The clash between Israeli commandos and passengers on the convoy of vessels, which also included Swedish and Greek- flagged ships, took place early today. It followed repeated warnings by Israel that the ships should abandon attempts to dock in Gaza, which is under an Israeli blockade. The attack “shows that the current situation in Gaza is untenable and requires an urgent political response,” Kouchner said in a statement. “We will take all steps to ensure this tragedy doesn’t lead to a fresh escalation of violence.”
Israeli Deputy Foreign Minister Daniel Ayalon called the flotilla a provocation and said at least two firearms were found on the ships after they were boarded by the Israeli navy. Some of the organizers of the convoy are connected to terrorists, he said at a press conference in Jerusalem. Germany is seeking an explanation of what took place after Israeli commandos carried by helicopter intercepted the flotilla, a foreign ministry official said on customary condition of anonymity.
Greece Cancels Exercise
Greece’s National Defense Ministry called off a joint air force exercise with Israel after the news. The exercise began on May 25 and was due to end on June 3. About 30 Greek citizens were reported to be on board two of the ships, according to the ‘A ship for Gaza Initiative’, one of the organizers. There was widespread condemnation in the Middle East, and Arab League Secretary-General Amre Moussa called for an emergency meeting of the Cairo-based group tomorrow.
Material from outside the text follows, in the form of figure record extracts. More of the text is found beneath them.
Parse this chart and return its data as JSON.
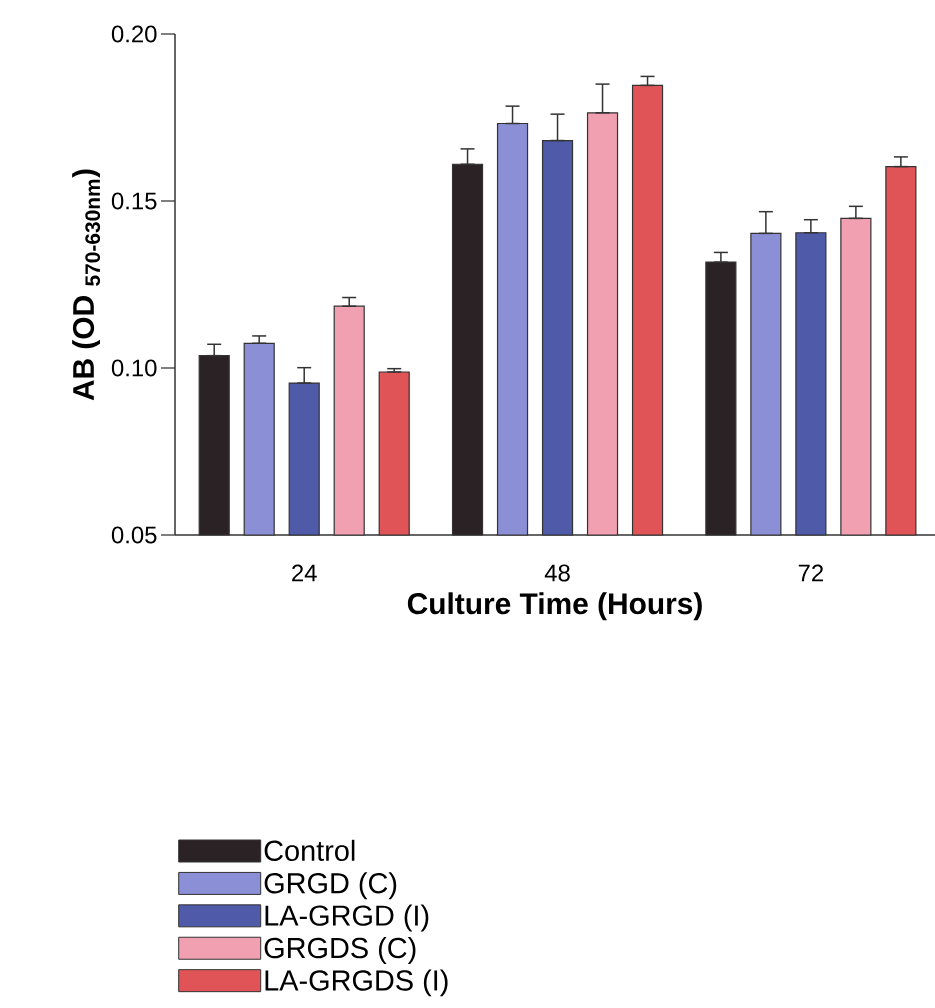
{
  "chart_data": {
    "type": "bar",
    "xlabel": "Culture Time (Hours)",
    "ylabel": "AB (OD $_{570-630nm}$)",
    "categories": [
      "24",
      "48",
      "72"
    ],
    "ylim": [
      0.05,
      0.2
    ],
    "yticks": [
      {
        "value": 0.05,
        "label": "0.05"
      },
      {
        "value": 0.1,
        "label": "0.10"
      },
      {
        "value": 0.15,
        "label": "0.15"
      },
      {
        "value": 0.2,
        "label": "0.20"
      }
    ],
    "legend": "bottom",
    "grid": false,
    "series": [
      {
        "name": "Control",
        "color": "#2a2224",
        "values": [
          0.1037,
          0.161,
          0.1317
        ],
        "errors": [
          [
            0.1037,
            0.1071
          ],
          [
            0.161,
            0.1656
          ],
          [
            0.1317,
            0.1346
          ]
        ]
      },
      {
        "name": "GRGD (C)",
        "color": "#8b8fd6",
        "values": [
          0.1074,
          0.1732,
          0.1403
        ],
        "errors": [
          [
            0.1074,
            0.1096
          ],
          [
            0.1732,
            0.1784
          ],
          [
            0.1403,
            0.1468
          ]
        ]
      },
      {
        "name": "LA-GRGD (I)",
        "color": "#4f5aa8",
        "values": [
          0.0955,
          0.1681,
          0.1405
        ],
        "errors": [
          [
            0.0955,
            0.1001
          ],
          [
            0.1681,
            0.176
          ],
          [
            0.1405,
            0.1444
          ]
        ]
      },
      {
        "name": "GRGDS (C)",
        "color": "#f0a0b0",
        "values": [
          0.1185,
          0.1764,
          0.1448
        ],
        "errors": [
          [
            0.1185,
            0.1211
          ],
          [
            0.1764,
            0.185
          ],
          [
            0.1448,
            0.1484
          ]
        ]
      },
      {
        "name": "LA-GRGDS (I)",
        "color": "#e05458",
        "values": [
          0.0988,
          0.1846,
          0.1603
        ],
        "errors": [
          [
            0.0988,
            0.0998
          ],
          [
            0.1846,
            0.1873
          ],
          [
            0.1603,
            0.1632
          ]
        ]
      }
    ]
  }
}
Egypt, the first Arab country to sign a peace treaty with Israel, condemned the attack and will continue its policy of facilitating the crossing of civilians and aid into Gaza, the state-run Middle East News Agency reported citing Hossam Zaki, a Foreign Ministry spokesman. Egypt has been criticized by other Arab countries for restricting movement of goods and people across the border with Gaza.
‘Dangerous and Crazy’
Lebanese Prime Minister Saad Hariri condemned the Israeli action as “a dangerous and crazy step that would inflame the struggle in the region.” Israel fought a monthlong war with the Lebanese Shiite Muslim group Hezbollah in 2006. Hezbollah called today’s raid a “crime” and a “massacre.” The Israeli attack may widen a rift with Turkey, its longtime military ally, that dates back to Israel’s three-week military offensive on the Gaza strip that began in 2008. Thousands gathered in a central Istanbul to protest against the Israeli action.
“Israel has once again showed completely clearly that it counts human life and peace-making initiatives as nothing,” Turkey’s Foreign Ministry said on its website. “This regrettable act, carried out in international waters in serious violation of international law, may cause damage to our relations that will be impossible to repair.”
Turkey plans to call for an emergency meeting of the United Nations Security Council, of which it’s currently a member, CNBC-e television reported. Turkey recalled its ambassador from Israel, Haberturk television said.